The trouble with serologic tests like Aytu's is well known to the FDA. Aytu’s test is a whole blood/serum/plasma test “used in … detection of IgG and IgM antibodies to the 2019 novel coronavirus in human whole blood, serum or plasma.” Aytu has said its relabeling process was designed to comply with FDA guidance on COVID-19 serology test kits.

On April 7, FDA warned about the limits of serological testing, which measures the “amount of antibodies or proteins present in the blood when the body is responding to a specific infection, like COVID-19.” The agency said that such tests can miss an early infection when the body has not yet created an immune response. This type of test “should not be used as the sole basis to diagnose COVID-19.”

In March, the FDA issued a policy to allow developers of certain serological tests to begin to market or use their tests once they have performed the appropriate evaluation to determine that their tests are accurate and reliable.
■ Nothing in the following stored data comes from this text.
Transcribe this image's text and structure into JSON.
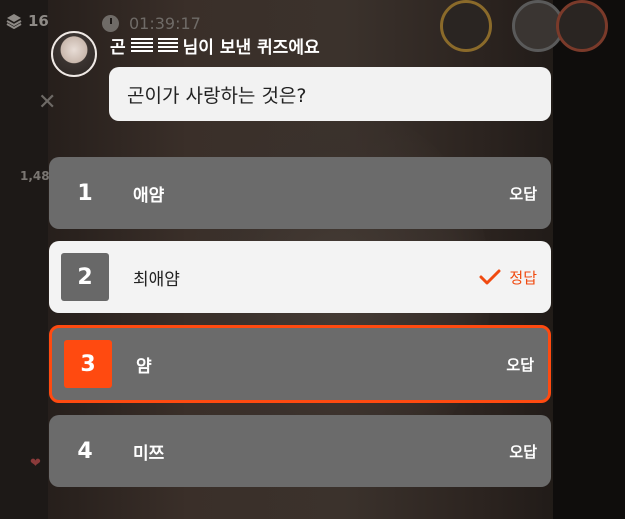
{
  "hud": {
    "viewer_count": "16",
    "elapsed_time": "01:39:17",
    "side_count": "1,48"
  },
  "quiz": {
    "sender_prefix": "곤",
    "sender_suffix": "님이 보낸 퀴즈에요",
    "question": "곤이가 사랑하는 것은?",
    "options": [
      {
        "number": "1",
        "label": "애얌",
        "result": "오답",
        "state": "wrong"
      },
      {
        "number": "2",
        "label": "최애얌",
        "result": "정답",
        "state": "correct"
      },
      {
        "number": "3",
        "label": "얌",
        "result": "오답",
        "state": "selected-wrong"
      },
      {
        "number": "4",
        "label": "미쯔",
        "result": "오답",
        "state": "wrong"
      }
    ]
  },
  "colors": {
    "accent": "#ff4a10",
    "correct_text": "#f04a10",
    "option_bg": "#6b6b6b",
    "correct_bg": "#f3f3f3"
  },
  "icons": {
    "layers": "layers-icon",
    "clock": "clock-icon",
    "close": "close-icon",
    "check": "check-icon"
  }
}
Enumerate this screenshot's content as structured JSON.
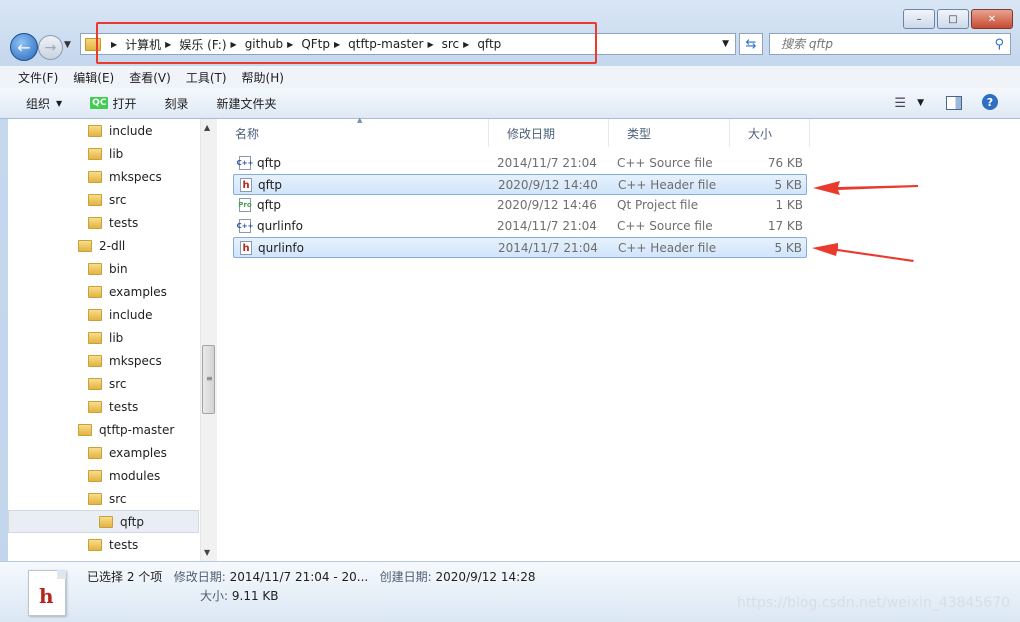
{
  "titlebar": {
    "min": "–",
    "max": "□",
    "close": "✕"
  },
  "nav": {
    "back_glyph": "←",
    "fwd_glyph": "→",
    "breadcrumb": [
      "计算机",
      "娱乐 (F:)",
      "github",
      "QFtp",
      "qtftp-master",
      "src",
      "qftp"
    ],
    "refresh_glyph": "⇆",
    "search_placeholder": "搜索 qftp"
  },
  "menu": [
    "文件(F)",
    "编辑(E)",
    "查看(V)",
    "工具(T)",
    "帮助(H)"
  ],
  "toolbar": {
    "organize": "组织",
    "open": "打开",
    "open_badge": "QC",
    "burn": "刻录",
    "new_folder": "新建文件夹",
    "help": "?"
  },
  "tree": [
    {
      "label": "include",
      "depth": 1
    },
    {
      "label": "lib",
      "depth": 1
    },
    {
      "label": "mkspecs",
      "depth": 1
    },
    {
      "label": "src",
      "depth": 1
    },
    {
      "label": "tests",
      "depth": 1
    },
    {
      "label": "2-dll",
      "depth": 0
    },
    {
      "label": "bin",
      "depth": 1
    },
    {
      "label": "examples",
      "depth": 1
    },
    {
      "label": "include",
      "depth": 1
    },
    {
      "label": "lib",
      "depth": 1
    },
    {
      "label": "mkspecs",
      "depth": 1
    },
    {
      "label": "src",
      "depth": 1
    },
    {
      "label": "tests",
      "depth": 1
    },
    {
      "label": "qtftp-master",
      "depth": 0
    },
    {
      "label": "examples",
      "depth": 1
    },
    {
      "label": "modules",
      "depth": 1
    },
    {
      "label": "src",
      "depth": 1
    },
    {
      "label": "qftp",
      "depth": 2,
      "selected": true
    },
    {
      "label": "tests",
      "depth": 1
    }
  ],
  "columns": {
    "name": "名称",
    "date": "修改日期",
    "type": "类型",
    "size": "大小"
  },
  "files": [
    {
      "name": "qftp",
      "date": "2014/11/7 21:04",
      "type": "C++ Source file",
      "size": "76 KB",
      "icon": "cpp",
      "icon_text": "C++",
      "selected": false
    },
    {
      "name": "qftp",
      "date": "2020/9/12 14:40",
      "type": "C++ Header file",
      "size": "5 KB",
      "icon": "h",
      "icon_text": "h",
      "selected": true
    },
    {
      "name": "qftp",
      "date": "2020/9/12 14:46",
      "type": "Qt Project file",
      "size": "1 KB",
      "icon": "pro",
      "icon_text": "Pro",
      "selected": false
    },
    {
      "name": "qurlinfo",
      "date": "2014/11/7 21:04",
      "type": "C++ Source file",
      "size": "17 KB",
      "icon": "cpp",
      "icon_text": "C++",
      "selected": false
    },
    {
      "name": "qurlinfo",
      "date": "2014/11/7 21:04",
      "type": "C++ Header file",
      "size": "5 KB",
      "icon": "h",
      "icon_text": "h",
      "selected": true
    }
  ],
  "details": {
    "icon_text": "h",
    "selected_count": "已选择 2 个项",
    "modified_label": "修改日期:",
    "modified_value": "2014/11/7 21:04 - 20...",
    "created_label": "创建日期:",
    "created_value": "2020/9/12 14:28",
    "size_label": "大小:",
    "size_value": "9.11 KB"
  },
  "watermark": "https://blog.csdn.net/weixin_43845670",
  "colors": {
    "annotation_red": "#ea3a2e",
    "selection_border": "#84acdd",
    "header_icon_red": "#b5261e"
  }
}
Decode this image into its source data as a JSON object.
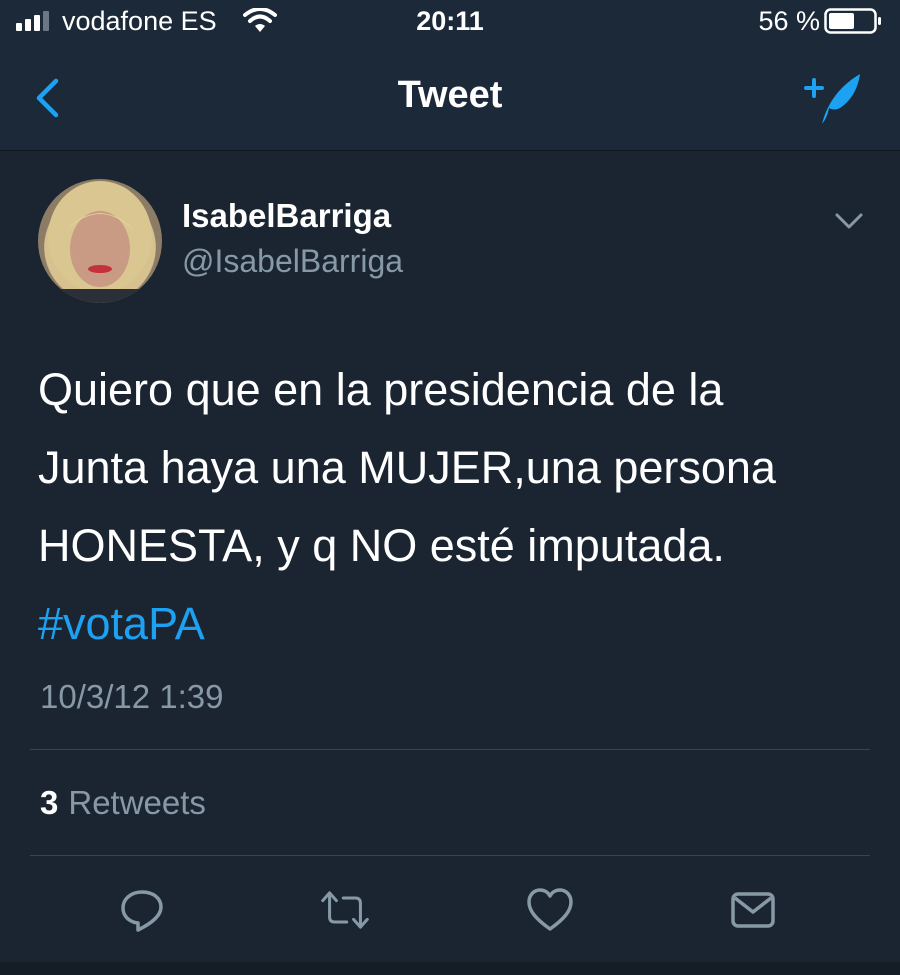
{
  "status_bar": {
    "carrier": "vodafone ES",
    "time": "20:11",
    "battery": "56 %",
    "signal_bars": 3,
    "battery_level": 0.56,
    "icons": [
      "signal-icon",
      "wifi-icon",
      "battery-icon"
    ]
  },
  "nav": {
    "title": "Tweet",
    "back_icon": "chevron-left-icon",
    "compose_icon": "compose-tweet-icon"
  },
  "tweet": {
    "display_name": "IsabelBarriga",
    "handle": "@IsabelBarriga",
    "text_lines": [
      "Quiero que en la presidencia de la",
      "Junta haya una MUJER,una persona",
      "HONESTA, y q NO esté imputada."
    ],
    "hashtag": "#votaPA",
    "timestamp": "10/3/12 1:39",
    "retweets_count": "3",
    "retweets_label": "Retweets"
  },
  "actions": [
    "reply-icon",
    "retweet-icon",
    "like-icon",
    "direct-message-icon"
  ],
  "colors": {
    "background": "#1b2532",
    "header": "#1c2938",
    "accent": "#1da1f2",
    "secondary_text": "#8899a6",
    "divider": "#38444d"
  }
}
This includes allowing developers to market their tests without prior FDA review if certain conditions outlined in the guidance document are met. The FDA issued this policy to allow early patient access to certain serological tests with the understanding that the FDA has not reviewed and authorized them.

The FDA can also authorize tests for COVID-19 under an Emergency Use Authorization (EUA). To date, FDA has authorized one EUA for a serological test that is intended for use by clinical laboratories.

Since the FDA issued the policy, over 70 test developers have notified the agency that they have serological tests available for use. However, some firms are falsely claiming that their serological tests are FDA approved or authorized, or falsely claiming that they can diagnose COVID-19. The FDA will take appropriate action against firms making false claims or marketing tests that are not accurate and reliable.

I think Aytu has been walking a fine line with its claim about the COVID-19 test, and if FDA determines Aytu has been overly optimistic in its presentation of the test’s regulatory status, there could be negative consequences for Aytu.